A clean purple is a small victory that compounds. The same undertone thinking that fixes this one color will sharpen every mix on your palette, from grays to greens to skin tones. You will find more color and paint handling guides in our oil painting techniques hub. And if you want to practice color mixing with real feedback from a working artist, the 2-Week Challenge is a friendly place to start.
Frequently asked questions
What two colors make purple?
Red and blue. For a clean, vibrant purple, use a cool red like alizarin crimson or quinacridone magenta with a cool blue like ultramarine. Warm reds and greenish blues carry yellow or green undertones that gray the mix down.

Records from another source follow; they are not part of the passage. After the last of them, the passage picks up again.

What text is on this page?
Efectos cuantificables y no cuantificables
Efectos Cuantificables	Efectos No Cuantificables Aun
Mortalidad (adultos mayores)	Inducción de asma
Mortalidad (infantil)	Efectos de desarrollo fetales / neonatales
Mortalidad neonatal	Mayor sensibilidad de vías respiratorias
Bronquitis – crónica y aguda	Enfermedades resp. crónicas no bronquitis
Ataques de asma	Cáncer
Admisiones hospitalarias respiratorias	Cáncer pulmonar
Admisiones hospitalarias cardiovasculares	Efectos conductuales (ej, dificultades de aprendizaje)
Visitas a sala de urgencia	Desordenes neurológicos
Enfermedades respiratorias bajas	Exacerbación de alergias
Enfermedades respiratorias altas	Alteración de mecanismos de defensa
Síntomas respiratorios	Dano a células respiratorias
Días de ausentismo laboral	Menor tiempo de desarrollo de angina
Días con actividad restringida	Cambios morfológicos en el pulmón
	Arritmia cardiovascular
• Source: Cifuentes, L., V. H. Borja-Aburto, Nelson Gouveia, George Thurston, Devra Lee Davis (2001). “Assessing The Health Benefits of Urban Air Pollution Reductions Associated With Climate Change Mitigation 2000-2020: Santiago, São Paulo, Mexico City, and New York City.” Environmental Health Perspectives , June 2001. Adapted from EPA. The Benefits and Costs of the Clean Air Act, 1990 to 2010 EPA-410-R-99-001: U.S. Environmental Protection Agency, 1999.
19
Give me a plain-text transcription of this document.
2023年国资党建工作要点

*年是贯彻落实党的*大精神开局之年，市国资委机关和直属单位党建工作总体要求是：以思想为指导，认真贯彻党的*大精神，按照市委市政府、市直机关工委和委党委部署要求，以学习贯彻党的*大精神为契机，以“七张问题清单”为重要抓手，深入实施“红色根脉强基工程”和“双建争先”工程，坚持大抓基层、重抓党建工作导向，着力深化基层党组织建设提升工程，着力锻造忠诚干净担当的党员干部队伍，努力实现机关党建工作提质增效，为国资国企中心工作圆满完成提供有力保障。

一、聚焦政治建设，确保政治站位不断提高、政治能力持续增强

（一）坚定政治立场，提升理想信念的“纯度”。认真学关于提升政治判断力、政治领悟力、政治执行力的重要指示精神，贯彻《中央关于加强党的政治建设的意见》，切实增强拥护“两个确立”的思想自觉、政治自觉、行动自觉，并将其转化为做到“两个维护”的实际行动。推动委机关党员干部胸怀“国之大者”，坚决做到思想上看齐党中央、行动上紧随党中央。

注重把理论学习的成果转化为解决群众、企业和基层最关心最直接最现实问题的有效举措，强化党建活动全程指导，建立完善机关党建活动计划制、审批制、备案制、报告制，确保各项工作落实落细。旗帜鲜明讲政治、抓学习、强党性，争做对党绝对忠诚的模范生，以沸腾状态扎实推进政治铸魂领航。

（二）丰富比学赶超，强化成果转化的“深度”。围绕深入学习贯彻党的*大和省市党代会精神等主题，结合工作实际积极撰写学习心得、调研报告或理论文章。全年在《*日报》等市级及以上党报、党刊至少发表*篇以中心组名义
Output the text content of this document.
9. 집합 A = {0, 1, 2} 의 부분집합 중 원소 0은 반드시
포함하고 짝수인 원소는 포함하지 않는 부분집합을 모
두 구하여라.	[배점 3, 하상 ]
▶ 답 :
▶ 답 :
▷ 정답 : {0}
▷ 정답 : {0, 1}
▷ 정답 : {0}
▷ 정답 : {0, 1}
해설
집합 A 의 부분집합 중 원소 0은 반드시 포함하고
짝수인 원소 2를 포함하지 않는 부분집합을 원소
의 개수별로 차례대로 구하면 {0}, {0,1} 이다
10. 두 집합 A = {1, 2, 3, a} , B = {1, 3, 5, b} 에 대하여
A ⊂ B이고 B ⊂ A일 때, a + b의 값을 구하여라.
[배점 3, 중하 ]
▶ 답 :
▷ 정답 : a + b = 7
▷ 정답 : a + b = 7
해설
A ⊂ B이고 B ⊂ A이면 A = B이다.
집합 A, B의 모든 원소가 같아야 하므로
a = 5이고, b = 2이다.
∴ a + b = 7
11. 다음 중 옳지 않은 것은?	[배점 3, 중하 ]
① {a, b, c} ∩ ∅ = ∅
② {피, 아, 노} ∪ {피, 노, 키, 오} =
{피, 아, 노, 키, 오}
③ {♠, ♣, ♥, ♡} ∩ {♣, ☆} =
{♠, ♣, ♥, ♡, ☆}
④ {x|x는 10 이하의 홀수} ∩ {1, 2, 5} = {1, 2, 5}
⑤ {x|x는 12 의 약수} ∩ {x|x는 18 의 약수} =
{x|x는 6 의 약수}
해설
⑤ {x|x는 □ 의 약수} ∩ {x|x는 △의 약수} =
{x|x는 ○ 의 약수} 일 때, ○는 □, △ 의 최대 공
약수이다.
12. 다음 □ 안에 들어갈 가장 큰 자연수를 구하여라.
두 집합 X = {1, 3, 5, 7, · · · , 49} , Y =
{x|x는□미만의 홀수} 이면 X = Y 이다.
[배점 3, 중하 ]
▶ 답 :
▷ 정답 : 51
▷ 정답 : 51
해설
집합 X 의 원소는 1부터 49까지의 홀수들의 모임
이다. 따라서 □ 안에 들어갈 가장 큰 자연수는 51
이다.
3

Why does my purple look brown or muddy?
One of your pigments is carrying a hidden warm undertone. Cadmium red leans yellow and phthalo blue leans green, and either one neutralizes the violet. Switch to alizarin crimson and ultramarine blue and the same ratio mixes clean.
How do I make light purple or lavender?
Mix your base purple first, then add white a little at a time. In acrylics, titanium white gives an opaque lavender. In oils, zinc white keeps the mix softer and more translucent, with a subtle glow.
What is the easiest way to get bright purple?
Use dioxazine purple straight from the tube, or mix magenta with ultramarine blue. A small touch of titanium white adds opacity without dulling the hue, and fluorescent violet pushes the mix toward neon.
What to practice this week
- Mix two purples side by side: ultramarine blue with alizarin crimson, then ultramarine blue with cadmium red. Watch how the warm red drags the second mix toward brown.
- Build a five-step lavender scale by adding titanium white to your cleanest purple one touch at a time.
- Paint one purple swatch on a white ground and the same mix on a dark ground, then compare how much brilliance the dark surface absorbs.